I believed them because they treated me well, whereas usually investigators treat people badly. He was so affected by my story, especially the part about the bottles. Both he and his translator were crying.
I asked the translator, “How long will we be here?” She said that another important investigator would come soon.
After four or six weeks, the next investigator came. At that time, we were living in a tent. The investigator said, “I come from the United States.” He wore a military uniform – he was a one-star general. The director of the prison received him. This VIP and two more investigators and a woman translator came to talk with us. The general questioned all of my family in detention – one by one. He apologized for the mistreatment. He said, “We are sent by Mr. Bush to apologize for this mistreatment.” He said nothing to me about compensation, but he asked my sister and my brother if they wanted compensation for their injuries. They said no, they just wanted to be released.
Then they took us to the CID, and the officials in the CID questioned us again. They gave us papers, and I wrote my story. “I was in Abu Ghraib prison for six months, deprived of seeing my children. But after six months, there was a change. My husband and children can visit. Some members of the Iraqi governing council visited.

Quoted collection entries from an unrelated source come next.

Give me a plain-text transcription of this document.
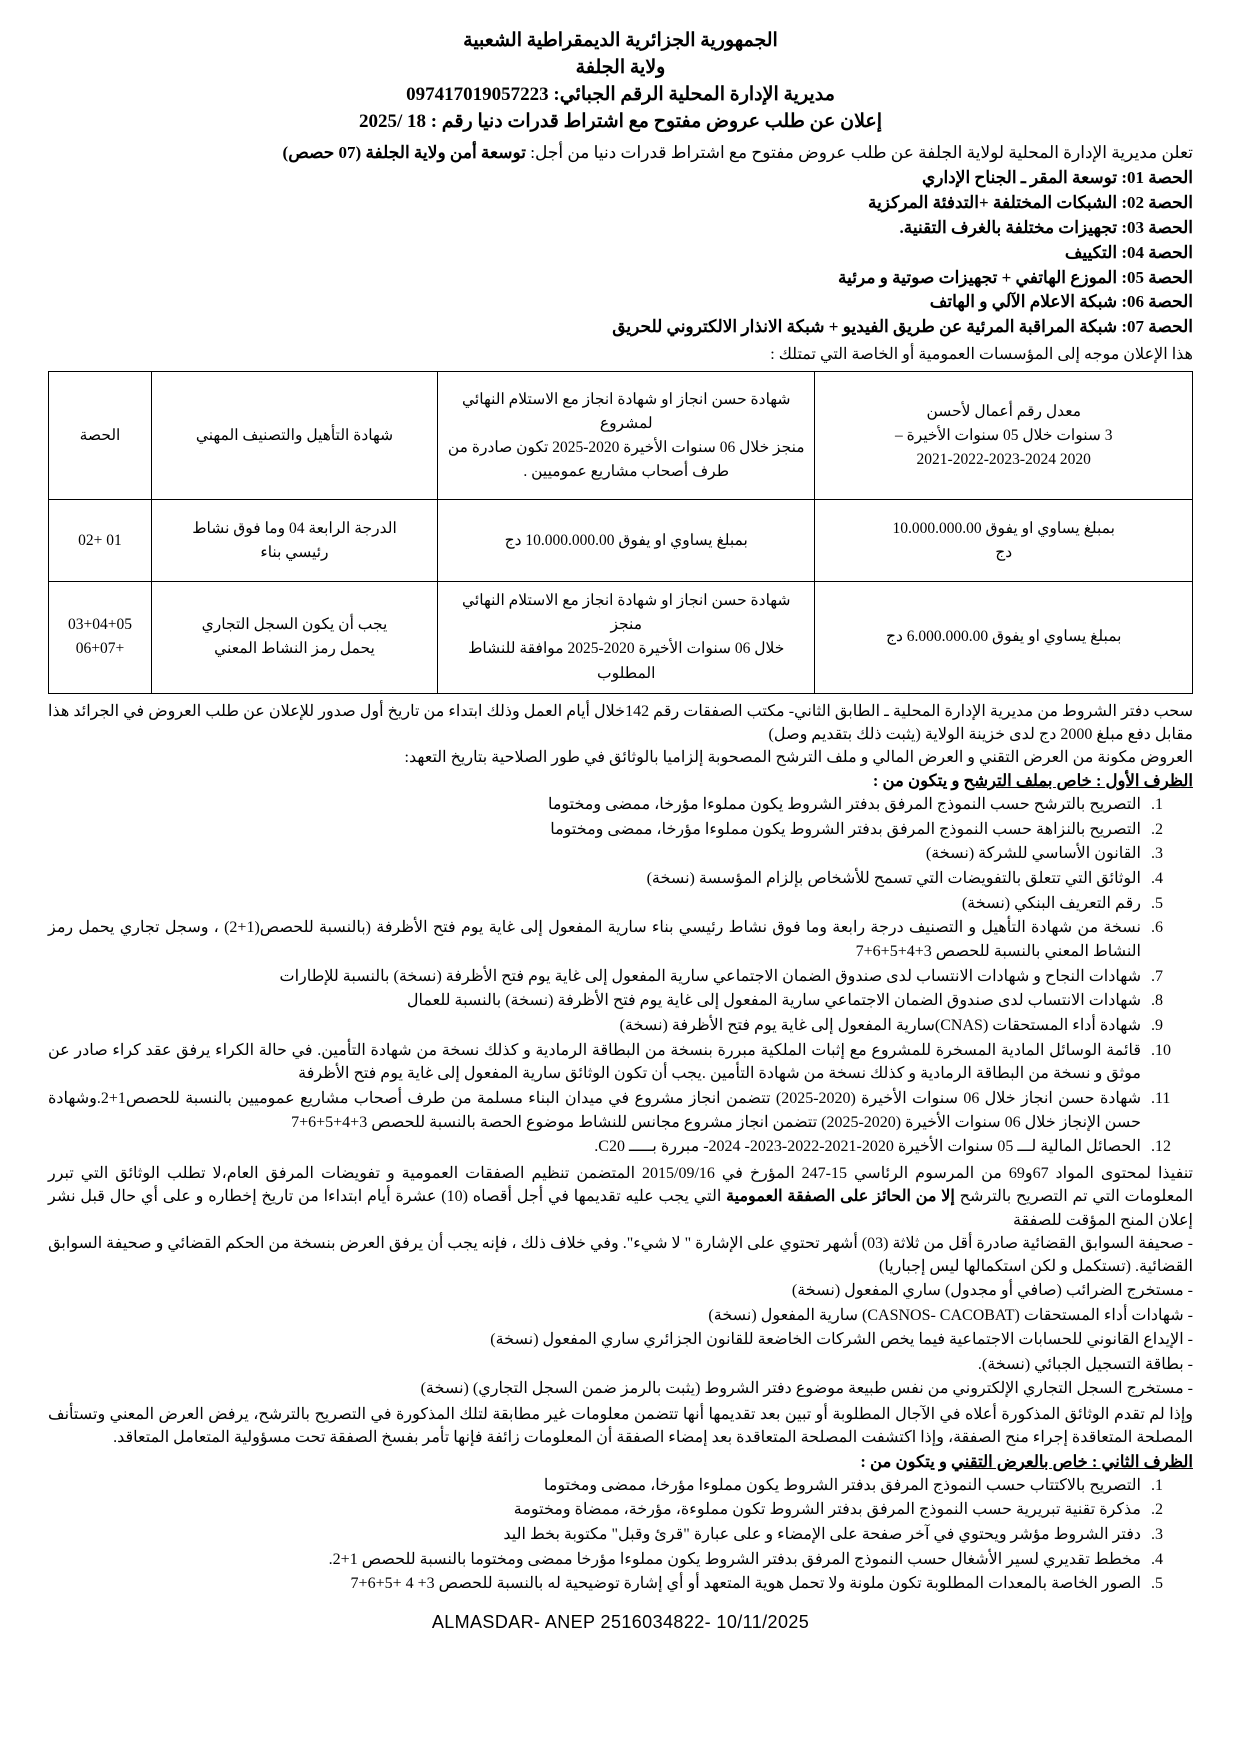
الجمهورية الجزائرية الديمقراطية الشعبية
ولاية الجلفة
مديرية الإدارة المحلية الرقم الجبائي: 097417019057223
إعلان عن طلب عروض مفتوح مع اشتراط قدرات دنيا رقم : 18 /2025
تعلن مديرية الإدارة المحلية لولاية الجلفة عن طلب عروض مفتوح مع اشتراط قدرات دنيا من أجل: توسعة أمن ولاية الجلفة (07 حصص)
الحصة 01: توسعة المقر ـ الجناح الإداري
الحصة 02: الشبكات المختلفة +التدفئة المركزية
الحصة 03: تجهيزات مختلفة بالغرف التقنية.
الحصة 04: التكييف
الحصة 05: الموزع الهاتفي + تجهيزات صوتية و مرئية
الحصة 06: شبكة الاعلام الآلي و الهاتف
الحصة 07: شبكة المراقبة المرئية عن طريق الفيديو + شبكة الانذار الالكتروني للحريق
هذا الإعلان موجه إلى المؤسسات العمومية أو الخاصة التي تمتلك :
معدل رقم أعمال لأحسن
3 سنوات خلال 05 سنوات الأخيرة –
2020 2021-2022-2023-2024	شهادة حسن انجاز او شهادة انجاز مع الاستلام النهائي لمشروع
منجز خلال 06 سنوات الأخيرة 2020-2025 تكون صادرة من
طرف أصحاب مشاريع عموميين .	شهادة التأهيل والتصنيف المهني	الحصة

بمبلغ يساوي او يفوق 10.000.000.00
دج	بمبلغ يساوي او يفوق 10.000.000.00 دج	الدرجة الرابعة 04 وما فوق نشاط
رئيسي بناء	01 +02

بمبلغ يساوي او يفوق 6.000.000.00 دج	شهادة حسن انجاز او شهادة انجاز مع الاستلام النهائي منجز
خلال 06 سنوات الأخيرة 2020-2025 موافقة للنشاط المطلوب	يجب أن يكون السجل التجاري
يحمل رمز النشاط المعني	03+04+05
+06+07

سحب دفتر الشروط من مديرية الإدارة المحلية ـ الطابق الثاني- مكتب الصفقات رقم 142خلال أيام العمل وذلك ابتداء من تاريخ أول صدور للإعلان عن طلب العروض في الجرائد هذا مقابل دفع مبلغ 2000 دج لدى خزينة الولاية (يثبت ذلك بتقديم وصل)

العروض مكونة من العرض التقني و العرض المالي و ملف الترشح المصحوبة إلزاميا بالوثائق في طور الصلاحية بتاريخ التعهد:

الظرف الأول : خاص بملف الترشح و يتكون من :
1. التصريح بالترشح حسب النموذج المرفق بدفتر الشروط يكون مملوءا مؤرخا، ممضى ومختوما
2. التصريح بالنزاهة حسب النموذج المرفق بدفتر الشروط يكون مملوءا مؤرخا، ممضى ومختوما
3. القانون الأساسي للشركة (نسخة)
4. الوثائق التي تتعلق بالتفويضات التي تسمح للأشخاص بإلزام المؤسسة (نسخة)
5. رقم التعريف البنكي (نسخة)
6. نسخة من شهادة التأهيل و التصنيف درجة رابعة وما فوق نشاط رئيسي بناء سارية المفعول إلى غاية يوم فتح الأظرفة (بالنسبة للحصص(1+2) ، وسجل تجاري يحمل رمز النشاط المعني بالنسبة للحصص 3+4+5+6+7
7. شهادات النجاح و شهادات الانتساب لدى صندوق الضمان الاجتماعي سارية المفعول إلى غاية يوم فتح الأظرفة (نسخة) بالنسبة للإطارات
8. شهادات الانتساب لدى صندوق الضمان الاجتماعي سارية المفعول إلى غاية يوم فتح الأظرفة (نسخة) بالنسبة للعمال
9. شهادة أداء المستحقات (CNAS)سارية المفعول إلى غاية يوم فتح الأظرفة (نسخة)
10. قائمة الوسائل المادية المسخرة للمشروع مع إثبات الملكية مبررة بنسخة من البطاقة الرمادية و كذلك نسخة من شهادة التأمين. في حالة الكراء يرفق عقد كراء صادر عن موثق و نسخة من البطاقة الرمادية و كذلك نسخة من شهادة التأمين .يجب أن تكون الوثائق سارية المفعول إلى غاية يوم فتح الأظرفة
11. شهادة حسن انجاز خلال 06 سنوات الأخيرة (2020-2025) تتضمن انجاز مشروع في ميدان البناء مسلمة من طرف أصحاب مشاريع عموميين بالنسبة للحصص1+2.وشهادة حسن الإنجاز خلال 06 سنوات الأخيرة (2020-2025) تتضمن انجاز مشروع مجانس للنشاط موضوع الحصة بالنسبة للحصص 3+4+5+6+7
12. الحصائل المالية لـــ 05 سنوات الأخيرة 2020-2021-2022-2023- 2024- مبررة بـــــ C20.

تنفيذا لمحتوى المواد 67و69 من المرسوم الرئاسي 15-247 المؤرخ في 2015/09/16 المتضمن تنظيم الصفقات العمومية و تفويضات المرفق العام،لا تطلب الوثائق التي تبرر المعلومات التي تم التصريح بالترشح إلا من الحائز على الصفقة العمومية التي يجب عليه تقديمها في أجل أقصاه (10) عشرة أيام ابتداءا من تاريخ إخطاره و على أي حال قبل نشر إعلان المنح المؤقت للصفقة

- صحيفة السوابق القضائية صادرة أقل من ثلاثة (03) أشهر تحتوي على الإشارة " لا شيء". وفي خلاف ذلك ، فإنه يجب أن يرفق العرض بنسخة من الحكم القضائي و صحيفة السوابق القضائية. (تستكمل و لكن استكمالها ليس إجباريا)
- مستخرج الضرائب (صافي أو مجدول) ساري المفعول (نسخة)
- شهادات أداء المستحقات (CASNOS- CACOBAT) سارية المفعول (نسخة)
- الإيداع القانوني للحسابات الاجتماعية فيما يخص الشركات الخاضعة للقانون الجزائري ساري المفعول (نسخة)
- بطاقة التسجيل الجبائي (نسخة).
- مستخرج السجل التجاري الإلكتروني من نفس طبيعة موضوع دفتر الشروط (يثبت بالرمز ضمن السجل التجاري) (نسخة)

وإذا لم تقدم الوثائق المذكورة أعلاه في الآجال المطلوبة أو تبين بعد تقديمها أنها تتضمن معلومات غير مطابقة لتلك المذكورة في التصريح بالترشح، يرفض العرض المعني وتستأنف المصلحة المتعاقدة إجراء منح الصفقة، وإذا اكتشفت المصلحة المتعاقدة بعد إمضاء الصفقة أن المعلومات زائفة فإنها تأمر بفسخ الصفقة تحت مسؤولية المتعامل المتعاقد.

الظرف الثاني : خاص بالعرض التقني و يتكون من :
1. التصريح بالاكتتاب حسب النموذج المرفق بدفتر الشروط يكون مملوءا مؤرخا، ممضى ومختوما
2. مذكرة تقنية تبريرية حسب النموذج المرفق بدفتر الشروط تكون مملوءة، مؤرخة، ممضاة ومختومة
3. دفتر الشروط مؤشر ويحتوي في آخر صفحة على الإمضاء و على عبارة "قرئ وقبل" مكتوبة بخط اليد
4. مخطط تقديري لسير الأشغال حسب النموذج المرفق بدفتر الشروط يكون مملوءا مؤرخا ممضى ومختوما بالنسبة للحصص 1+2.
5. الصور الخاصة بالمعدات المطلوبة تكون ملونة ولا تحمل هوية المتعهد أو أي إشارة توضيحية له بالنسبة للحصص 3+ 4 +5+6+7
ALMASDAR- ANEP 2516034822- 10/11/2025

The food got better, and we received clothes (before that we had passed five months in the same clothes).”
They apologized to us for the mistreatment, and they said that if anyone was abused, that person could tell them.
You know, it is against our tradition in Iraq to detain women. And the soldiers depended upon bad Iraqi informants, and believed them.
The Iraqi government asked General Miller to meet us. And they asked him to open visits for us and to buy us clothes.
What you heard about sexual abuse at Abu Ghraib – it's not true. I was there for seven months.
Eventually, all of the women detainees got released except for me and my sister. People from our neighborhood demonstrated for us at a military base. U.S. officials came from the base to Abu Ghraib and took me to the base. There were negotiations between officials at Abu Ghraib and the base. Abu Ghraib refused to release us, so the official from the military base got permission from the United States to release us. A member of my neighborhood's local council vouched for me, to release me.